Figure of Six - 'Step One'

Although the biography included with my promo copy of 'Step One', the debut album by Figure of Six, claims that the Italians are "impossible to categorize", it gamely takes a crack at it anyway with the following shudder-inducing sentence: "...the easiest way to describe their sound is they [sic] could possibly be the missing link between Linkin' Park [sic] and Slipknot". As I consider both of these bands to be festering boils on the metal scene's genitals, it was with a heavy heart that I put the CD into my machine and pressed 'play'.

...Only to find that it was not as bad as I had feared. Although clearly built upon nu-metal foundations - most noticeably in the shifting drum rhythms and the stop/start chug of the detuned guitars - Figure of Six have added enough wrinkles to the formula to ensure that 'Step One' is not a total exercise in redundancy. Some fairly nice melodic choruses and phrases are employed to good effect, and the band aren't afraid to put more thought into their arrangements than simply obeying the nu-metal song construction rules; it's not all quiet verse/loud chorus or heavy verse/melodic chorus here. The often heavily processed and effects-laden vocals weave in and out of the mix, providing the main focus of a tune at some points and raging almost inaudibly in the background at others. The album was obviously recorded on quite a low budget and the production is therefore fairly rough, but this is actually preferable to the polished sterility that is the hallmark of so much nu-metal.
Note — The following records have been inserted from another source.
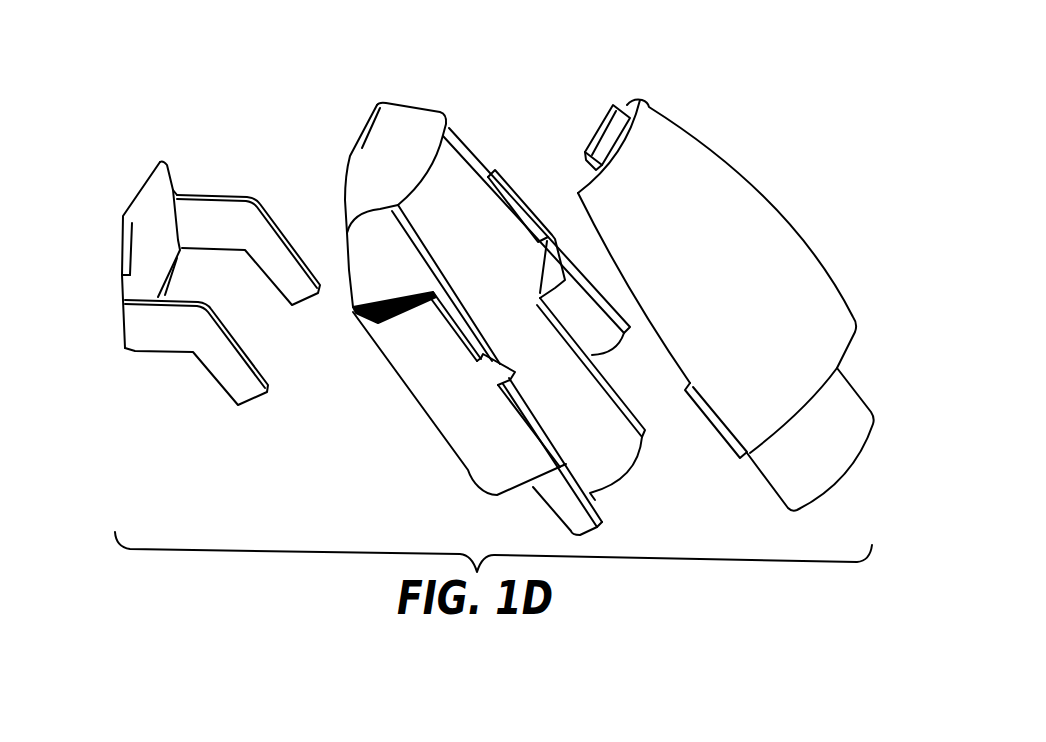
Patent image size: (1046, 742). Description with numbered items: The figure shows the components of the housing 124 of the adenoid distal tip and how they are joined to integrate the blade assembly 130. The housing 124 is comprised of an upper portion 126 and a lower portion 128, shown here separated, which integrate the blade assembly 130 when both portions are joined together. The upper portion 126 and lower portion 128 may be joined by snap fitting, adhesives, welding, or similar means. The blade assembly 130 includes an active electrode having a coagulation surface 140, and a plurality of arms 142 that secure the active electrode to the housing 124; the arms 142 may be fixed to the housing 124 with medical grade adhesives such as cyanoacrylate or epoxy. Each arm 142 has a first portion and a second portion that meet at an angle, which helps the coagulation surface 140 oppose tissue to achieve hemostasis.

The housing 124 is at (471, 290).
The upper portion 126 is at (762, 215).
The lower portion 128 is at (470, 443).
The blade assembly 130 is at (186, 259).
The coagulation surface 140 is at (121, 255).
The arms 142 is at (243, 225).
The seven-piece band includes the usual metal compliment of a brace of guitarists, a bassist, a drummer, and Giacomo Lavatura on vocals and flute... hang on a minute, flute?? Banish all thoughts of Jethro Tull and Ian Anderson standing on one leg from your mind though (look them up on the internet if you don't know who the hell I'm talking about, and then banish all thoughts of them from your mind). The flute is so distorted and sonically fiddled-with that you'd be hard-pressed to identify it most of the time. The band have also unwisely included a DJ in their line-up to provide scratches, which I still consider to be the most unwelcome and unnecessary addition to metal's colour palette to have come out of the 1990s. There's a keyboardist in their ranks too, but the electronic elements of their sound can essentially be boiled down to a number of short intros with dub beats and otherworldly keyboard sounds, and sundry background beeps, bloops and synthesised strings during the main bodies of the songs. Rarely do the keyboards play a part in carrying the tune of a track; in general, they are there to provide an extra layer of sound. The main exceptions are 'Darkside3', an essentially instrumental track that features throbbing electronics and lots of distorted but recognisable flute, and 'Inside', which has a cleaner flute sound and some beautiful piano passages.

I have to come clean: I don't like nu-metal. Figure of Six, however, have enough of their own personality to make 'Step One' palatable to even a close-minded old bastard like me. Just don't mention Linkin Park and Slipknot again, OK?